Jean-Louis Grinda : « La Gioconda, c’est d’abord la fête du chant ! » 

29/07/2022
© Gilles Leimdorfer

La Gioconda est une ancienne connaissance pour Jean-Louis Grinda, qui a mis en scène le chef-d’œuvre d’Amilcare Ponchielli pour la première fois en 2006. Le directeur des Chorégies raconte comment sa production fait peau neuve, dans la vastitude du Théâtre Antique d’Orange.

En quoi La Gioconda, dont la notoriété, du moins en France, n’égale évidemment pas celle de Carmen ou de La traviata, a-t-elle sa place dans ce grand événement populaire que sont les Chorégies ? 

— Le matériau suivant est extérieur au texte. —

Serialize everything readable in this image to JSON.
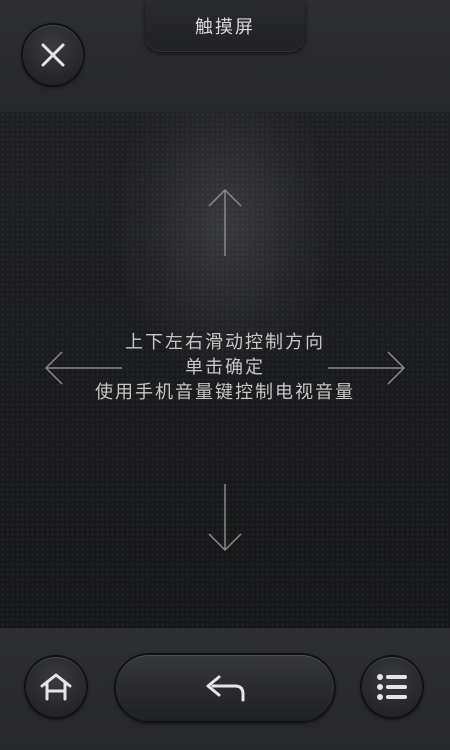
{
  "header": {
    "title": "触摸屏",
    "close_icon": "close-icon"
  },
  "touchpad": {
    "instructions": [
      "上下左右滑动控制方向",
      "单击确定",
      "使用手机音量键控制电视音量"
    ],
    "arrows": [
      "arrow-up-icon",
      "arrow-down-icon",
      "arrow-left-icon",
      "arrow-right-icon"
    ]
  },
  "footer": {
    "home_icon": "home-icon",
    "back_icon": "back-icon",
    "menu_icon": "menu-icon"
  },
  "colors": {
    "background": "#2a2b2f",
    "touchpad": "#1a1b1e",
    "text": "#c6c6c6"
  }
}
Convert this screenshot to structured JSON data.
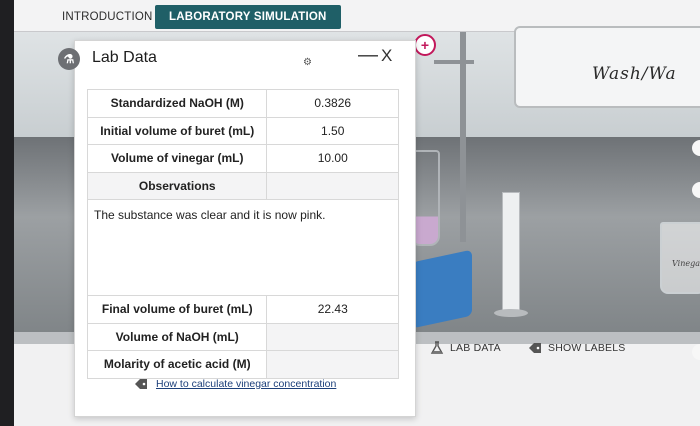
{
  "tabs": [
    {
      "label": "INTRODUCTION",
      "active": false
    },
    {
      "label": "LABORATORY SIMULATION",
      "active": true
    }
  ],
  "scene": {
    "wash_label": "Wash/Wa",
    "beaker_label": "Vinega"
  },
  "controls": {
    "lab_data_label": "LAB DATA",
    "show_labels_label": "SHOW LABELS"
  },
  "panel": {
    "title": "Lab Data",
    "minimize_glyph": "—",
    "close_glyph": "X",
    "rows": [
      {
        "label": "Standardized NaOH (M)",
        "value": "0.3826"
      },
      {
        "label": "Initial volume of buret (mL)",
        "value": "1.50"
      },
      {
        "label": "Volume of vinegar (mL)",
        "value": "10.00"
      }
    ],
    "observations_label": "Observations",
    "observations_text": "The substance was clear and it is now pink.",
    "results": [
      {
        "label": "Final volume of buret (mL)",
        "value": "22.43"
      },
      {
        "label": "Volume of NaOH (mL)",
        "value": ""
      },
      {
        "label": "Molarity of acetic acid (M)",
        "value": ""
      }
    ],
    "help_link": "How to calculate vinegar concentration"
  },
  "colors": {
    "active_tab": "#1f5f67",
    "link": "#1c3f7a",
    "zoom_accent": "#c2185b",
    "stir_plate": "#3a7dc1"
  },
  "icons": [
    "flask-icon",
    "zoom-in-icon",
    "tag-icon",
    "chevron-tag-icon"
  ]
}
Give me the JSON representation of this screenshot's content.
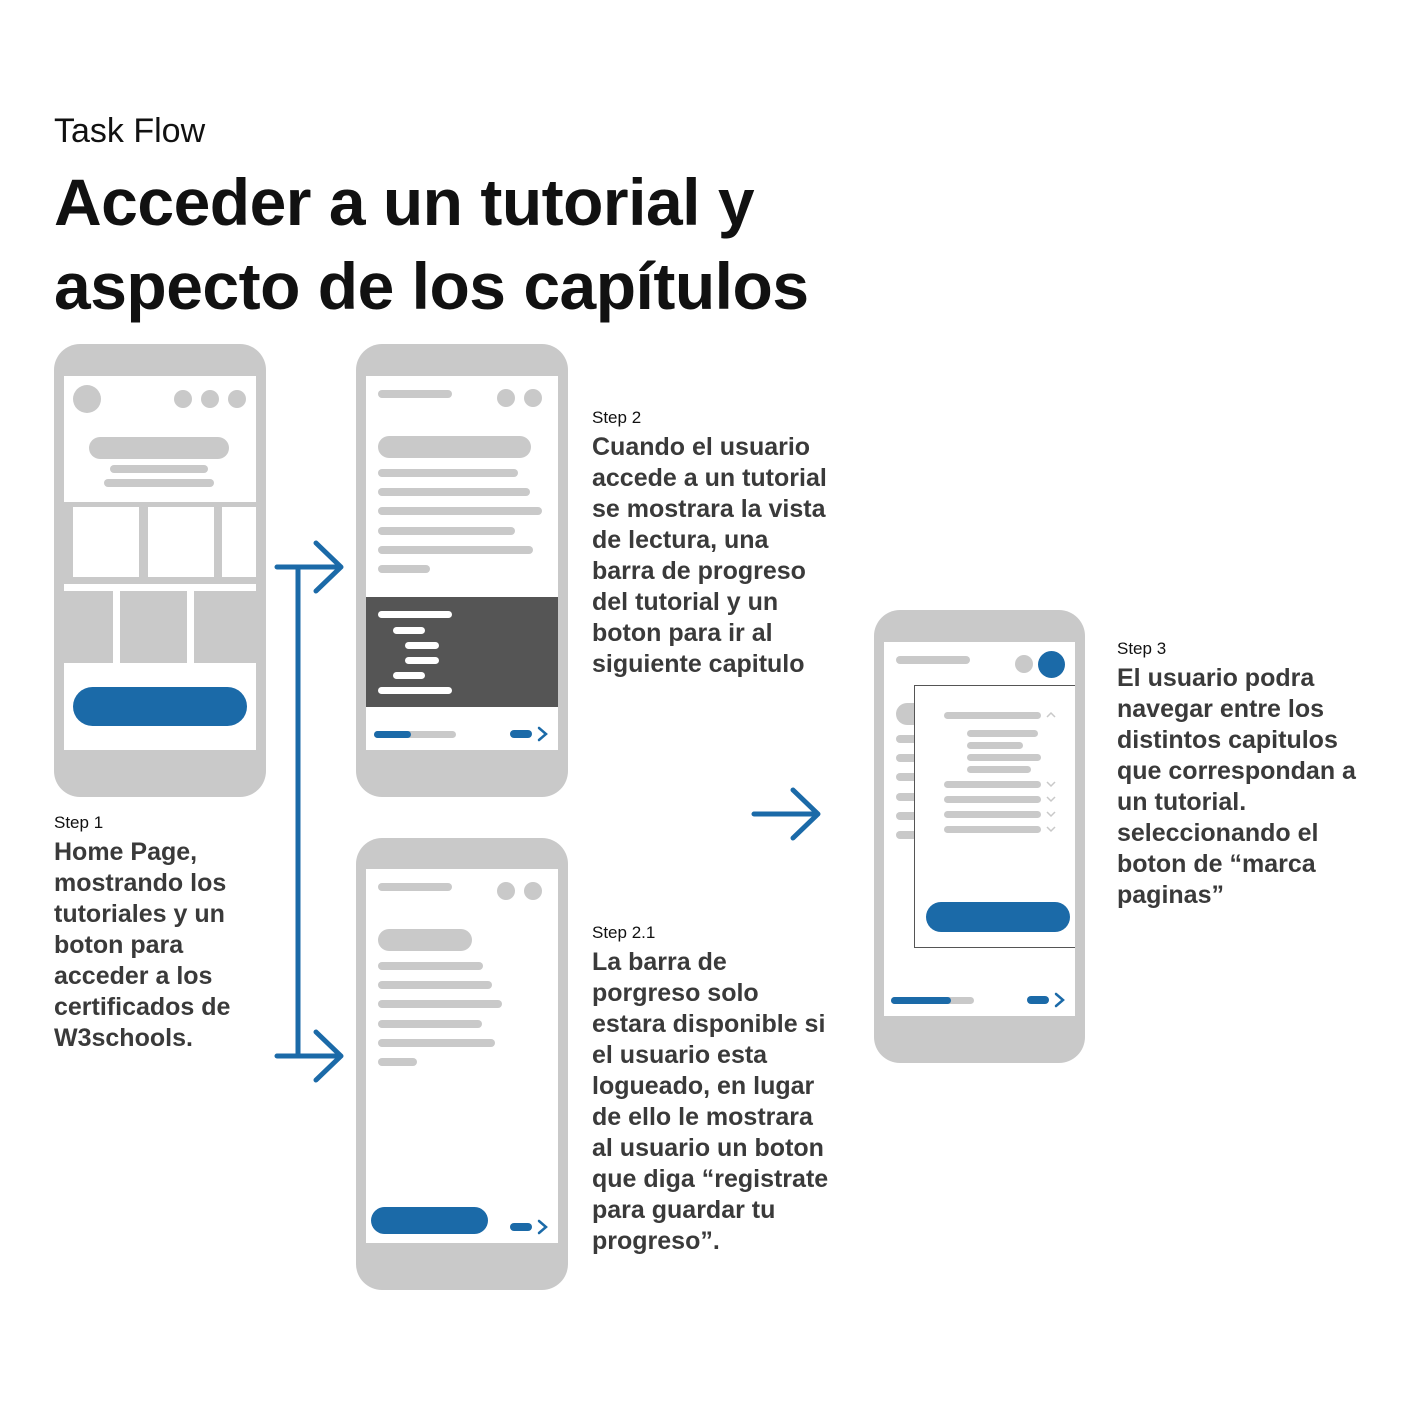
{
  "header": {
    "eyebrow": "Task Flow",
    "title": "Acceder a un tutorial y aspecto de los capítulos"
  },
  "steps": [
    {
      "label": "Step 1",
      "text": "Home Page, mostrando los tutoriales y un boton para acceder a los certificados de W3schools."
    },
    {
      "label": "Step 2",
      "text": "Cuando el usuario accede a un tutorial se mostrara la vista de lectura, una barra de progreso del tutorial y un boton para ir al siguiente capitulo"
    },
    {
      "label": "Step 2.1",
      "text": "La barra de porgreso solo estara disponible si el usuario esta logueado, en lugar de ello le mostrara al usuario un boton que diga “registrate para guardar tu progreso”."
    },
    {
      "label": "Step 3",
      "text": "El usuario podra navegar entre los distintos capitulos que correspondan a un tutorial. seleccionando el boton de “marca paginas”"
    }
  ],
  "progress": {
    "step2": 0.45,
    "step3": 0.72
  },
  "colors": {
    "accent": "#1b6aa8",
    "placeholder": "#c9c9c9",
    "code_block": "#555555",
    "text": "#3a3a3a"
  },
  "icons": [
    "arrow-right-icon",
    "chevron-right-icon",
    "chevron-up-icon",
    "chevron-down-icon"
  ]
}
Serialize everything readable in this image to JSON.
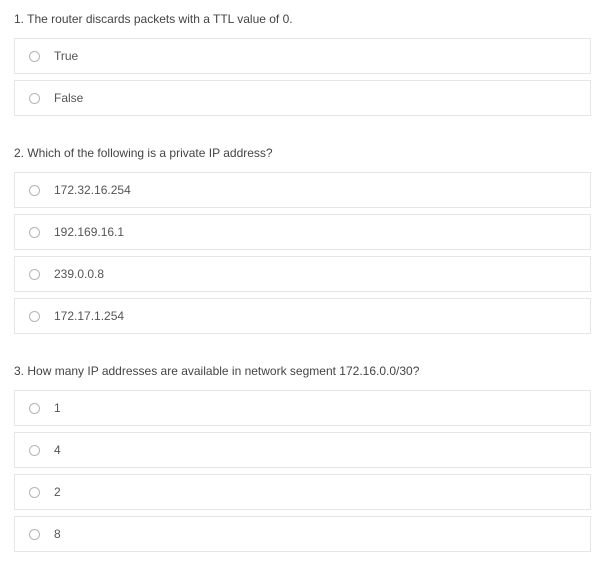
{
  "questions": [
    {
      "number": "1.",
      "prompt": "The router discards packets with a TTL value of 0.",
      "options": [
        "True",
        "False"
      ]
    },
    {
      "number": "2.",
      "prompt": "Which of the following is a private IP address?",
      "options": [
        "172.32.16.254",
        "192.169.16.1",
        "239.0.0.8",
        "172.17.1.254"
      ]
    },
    {
      "number": "3.",
      "prompt": "How many IP addresses are available in network segment 172.16.0.0/30?",
      "options": [
        "1",
        "4",
        "2",
        "8"
      ]
    }
  ]
}
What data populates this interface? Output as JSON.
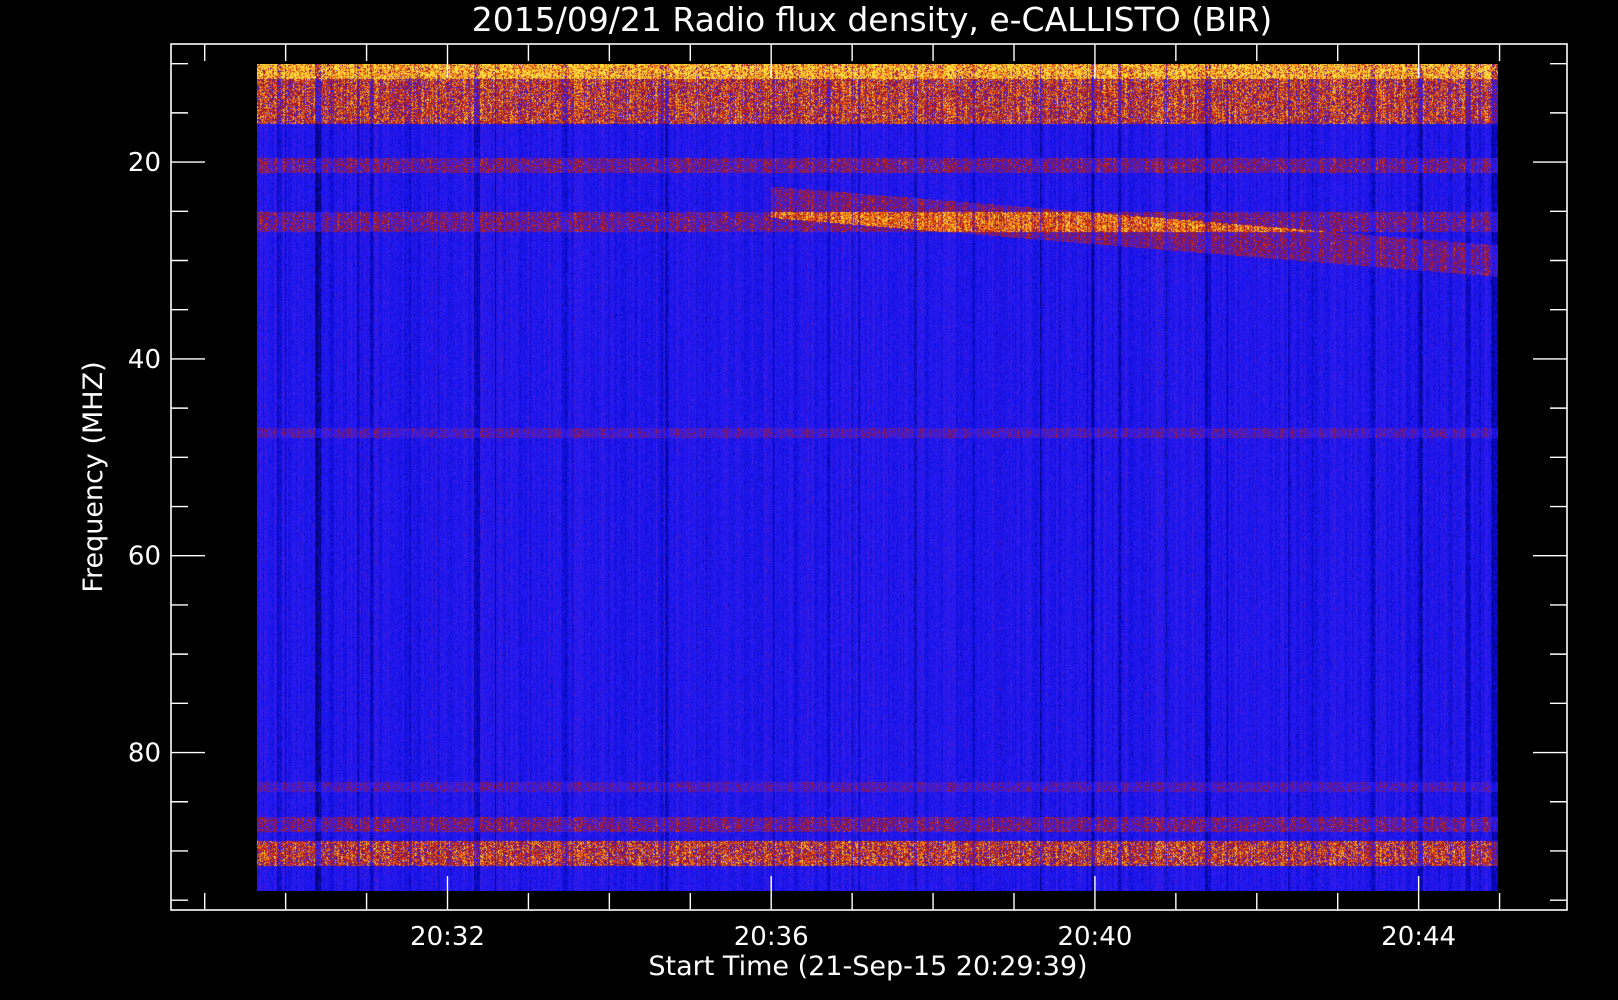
{
  "chart_data": {
    "type": "heatmap",
    "title": "2015/09/21  Radio flux density, e-CALLISTO (BIR)",
    "xlabel": "Start Time (21-Sep-15 20:29:39)",
    "ylabel": "Frequency (MHZ)",
    "x_axis": {
      "kind": "time",
      "data_start": "20:29:39",
      "data_end": "20:44:59",
      "range": [
        "20:28:35",
        "20:45:50"
      ],
      "major_ticks": [
        "20:32",
        "20:36",
        "20:40",
        "20:44"
      ],
      "minor_tick_interval_minutes": 1
    },
    "y_axis": {
      "data_range": [
        10,
        94
      ],
      "range": [
        8,
        96
      ],
      "inverted": true,
      "major_ticks": [
        20,
        40,
        60,
        80
      ],
      "minor_tick_interval": 5
    },
    "colormap": {
      "name": "blue-red-yellow",
      "stops": [
        "#000000",
        "#00008c",
        "#1414f0",
        "#3c1eea",
        "#7a1660",
        "#c8200a",
        "#ff7a00",
        "#ffe040"
      ]
    },
    "features": [
      {
        "type": "band",
        "freq_range": [
          10,
          16
        ],
        "intensity": "high"
      },
      {
        "type": "band",
        "freq_range": [
          19.5,
          21
        ],
        "intensity": "medium"
      },
      {
        "type": "band",
        "freq_range": [
          25,
          27
        ],
        "intensity": "medium"
      },
      {
        "type": "band",
        "freq_range": [
          47,
          48
        ],
        "intensity": "low"
      },
      {
        "type": "band",
        "freq_range": [
          83,
          84
        ],
        "intensity": "low"
      },
      {
        "type": "band",
        "freq_range": [
          86.5,
          88
        ],
        "intensity": "medium"
      },
      {
        "type": "band",
        "freq_range": [
          89,
          91.5
        ],
        "intensity": "high"
      },
      {
        "type": "drift",
        "time_range": [
          "20:36:00",
          "20:44:59"
        ],
        "freq_range": [
          24,
          30
        ],
        "intensity": "medium"
      }
    ]
  }
}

Les deux opéras programmés cet été à Orange sont exactement à l’opposé l’un de l’autre, tant par le format que du point de vue de l’adéquation au site.  Titre très populaire, L’elisir d ‘amore de Donizetti est une œuvre intimiste, qui aurait pu sembler déplacée sur le vaste plateau du Théâtre Antique. Mais le champ de blé géant au milieu duquel évoluaient les personnages miniatures de la belle production d’Adriano Sinivia y paraissait encore plus démesuré. À l’inverse, La Gioconda est une ouvrage à grand spectacle, dont les tableaux de foule convoquent des chœurs importants – comprenant même, en dépit de toute vraisemblance s’agissant de l’équipage d’un bateau, des femmes et des enfants… Cette dimension n’empêche pas certaines scènes d’une belle intimité, notamment tout le dernier acte, où s’enchaîne un trio et un duo. La superbe musique de Ponchielli dessine des personnages passionnés – dont deux vrais méchants –, pris dans une intrigue échevelée, avec un vrai suspense, qui semble être faite pour les Chorégies. Sans être vraiment dans le répertoire courant, ce titre est régulièrement programmé dans le monde entier – et encore récemment au Théâtre du Capitole de Toulouse et au Teatro alla Scala de Milan. Orange ne l’avait plus affiché depuis 1983. Il était temps de le refaire !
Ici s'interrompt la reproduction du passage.